A silence that lasted nearly four decades was finally broken today at the National War Memorial, where the Indian Army held the first official commemoration for the soldiers of Operation Pawan, the Indian Peace Keeping Force’s (IPKF) mission in Sri Lanka. Led by Army Chief General Upendra Dwivedi, the ceremony marked the nation’s long-overdue acknowledgement of the 1,171 soldiers who died and more than 3,500 who were wounded during India’s first major overseas military deployment.

Wreaths were laid in memory of Major R. Parameshwaran, PVC, the lone Param Vir Chakra awardee of the operation, and every soldier who served between 1987 and 1990 in one of the most complex and politically fraught missions in India’s military history. Gen Dwivedi was accompanied by Vice Chief of Army Staff Lieutenant General Pushpendra Singh, himself an IPKF veteran who was critically injured as a young officer in 1989.

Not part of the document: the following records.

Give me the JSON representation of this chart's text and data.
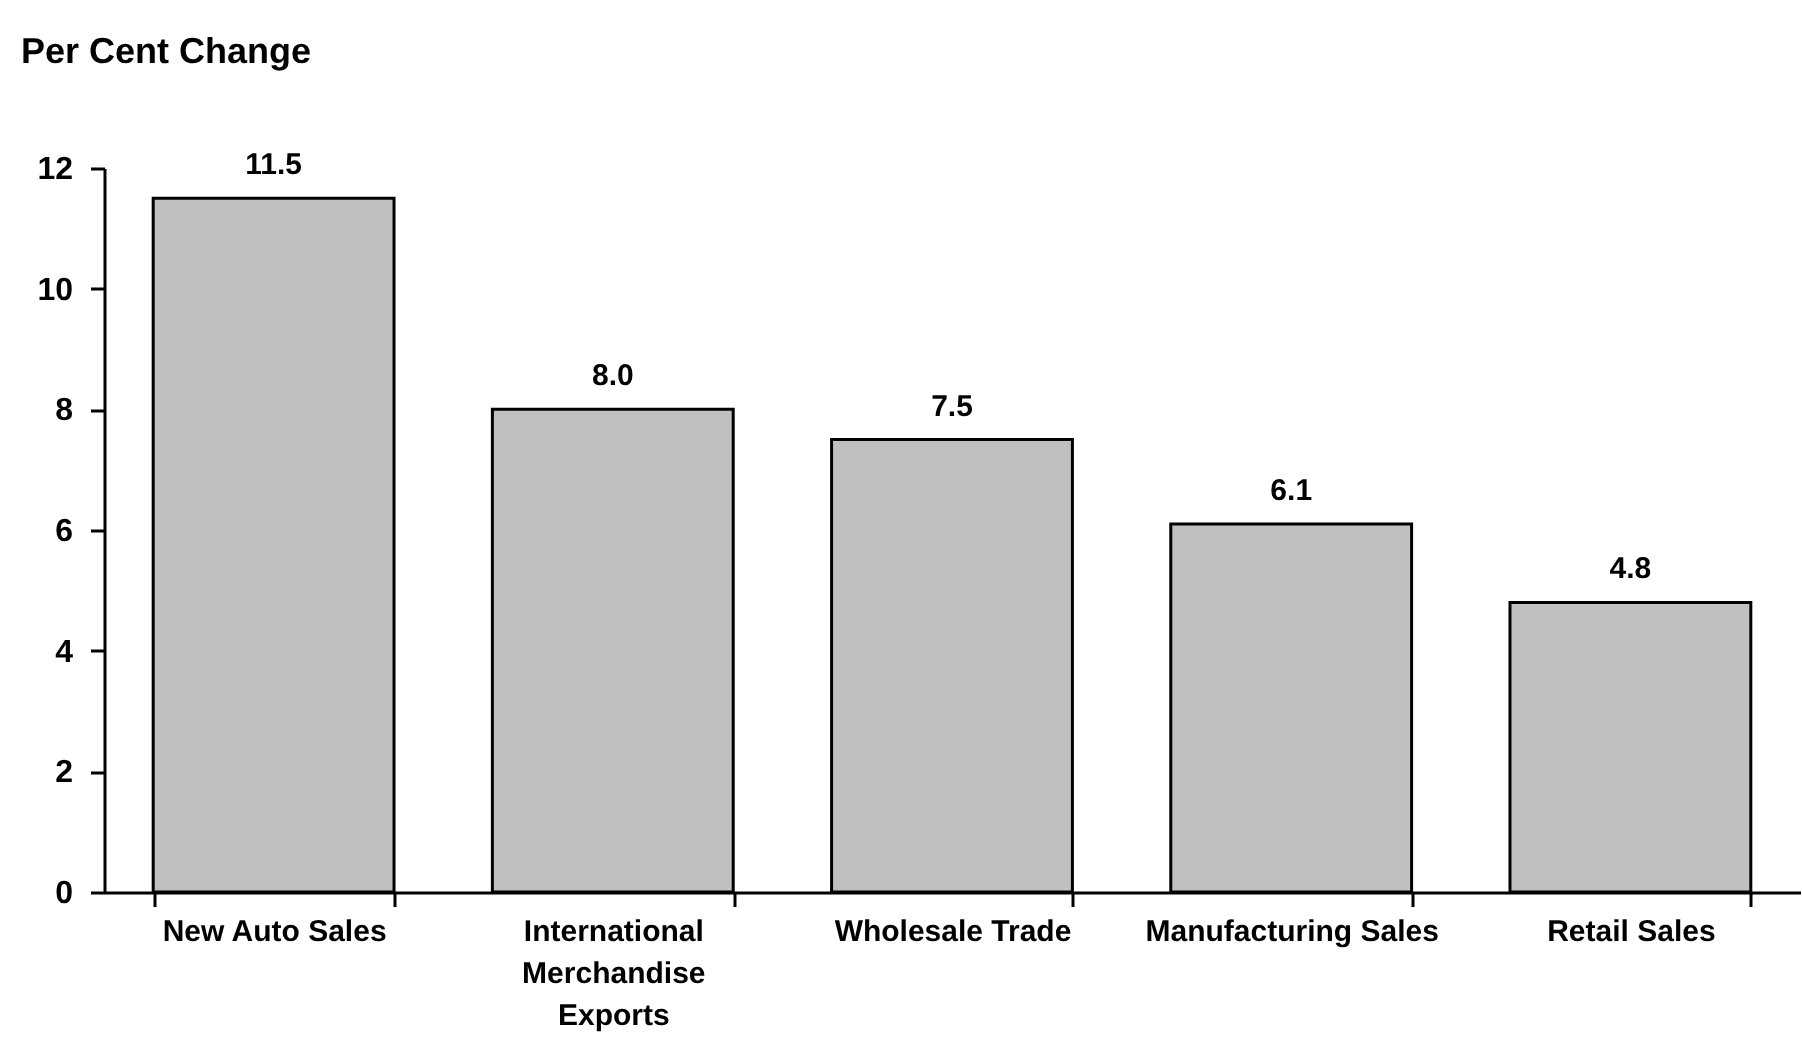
{
  "chart_data": {
    "type": "bar",
    "ylabel": "Per Cent Change",
    "categories": [
      "New Auto Sales",
      "International Merchandise Exports",
      "Wholesale Trade",
      "Manufacturing Sales",
      "Retail Sales"
    ],
    "values": [
      11.5,
      8.0,
      7.5,
      6.1,
      4.8
    ],
    "value_labels": [
      "11.5",
      "8.0",
      "7.5",
      "6.1",
      "4.8"
    ],
    "color": "#c0c0c0",
    "ylim": [
      0,
      12
    ],
    "yticks": [
      0,
      2,
      4,
      6,
      8,
      10,
      12
    ],
    "grid": false
  }
}
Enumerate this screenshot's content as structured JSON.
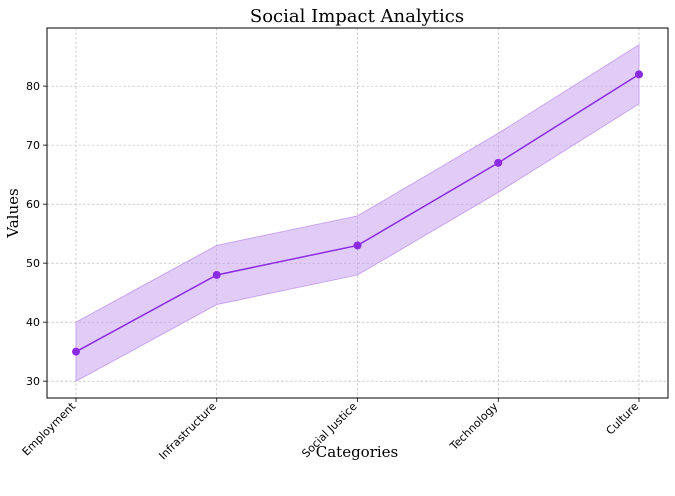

A First Step After Years of Silence

For years, Operation Pawan had existed in a painful vacuum. Even as Sri Lanka erected a memorial in Colombo honouring the IPKF, India offered no formal remembrance, no designated day, and no plaque at the National War Memorial acknowledging the operation. Veterans, widows, and families had been quietly gathering each year for what they called a “silent ceremony,” without bugles, without protocol, without institutional recognition.

Today’s ceremony ends that silence. For the first time, the country’s highest military leadership stood with the veterans, recognising the operation’s sacrifices and its role in shaping India’s strategic history.

“This is the acknowledgement we waited nearly four decades for,” said one veteran present at the ceremony. “For the first time, we feel seen.”

Why This Recognition Matters

Operation Pawan was unlike any mission India had undertaken before. Deployed under the Indo–Sri Lanka Accord, the IPKF was tasked with enforcing peace and disarming militant groups, including the LTTE. The mission tested the Indian Army in unfamiliar terrain, under shifting political pressures, and amid intense combat.

Yet for many years, its soldiers were caught in an uncomfortable silence, honoured individually through gallantry awards but collectively absent from the nation’s military narrative. The absence of recognition compounded the grief of families who had lost loved ones and left veterans feeling that their service had been relegated to the margins.

By officially commemorating OP Pawan today, the Army has begun correcting that historical omission. It is an important symbolic step, one that validates the courage of the fallen, the resilience of the wounded, and the service of all who participated in the operation.

The Unfinished Work: Closure Still Pending

Veterans and military historians agree that while today’s event marks a breakthrough, true closure has not yet been achieved.

What remains unresolved is formal, institutional recognition of OP Pawan as a key chapter in India’s military history, on the same footing as the 1971 Liberation War or the 1999 Kargil conflict.

Despite several years of deliberation within the Ministry of Defence, India still lacks: an officially designated OP Pawan Remembrance Day; a permanent memorial plaque at the National War Memorial; formal classification of Operation Pwawn as a major military operation; and Institutional acknowledgement in military records, museums, and public memory.

As Lt Col (Retd) Channan, IPKF veteran, observed, “Honour without formal recognition remains incomplete. The nation owes these veterans and their families not just gratitude, but closure.”

A Reminder of What Must Follow

Today’s ceremony, attended by veterans, widows, families, and senior commanders, was marked by solemnity and relief in equal measure. Bugles sounded for the first time for OP Pawan. The fallen were named. Their sacrifice was spoken aloud.

For many families, it was the emotional moment they had waited generations to witness.

Yet the event also underscored how much remains to be done. The recognition is historic, but it is only the beginning. The legacy of Operation Pawan cannot rest solely on a single ceremony; it must be preserved through enduring institutional remembrance.

The Road Ahead

With today’s commemoration, the Indian Army has taken a decisive step toward righting a decades-long oversight. The challenge now lies in ensuring that OP Pawan receives the enduring place it deserves in India’s military memory.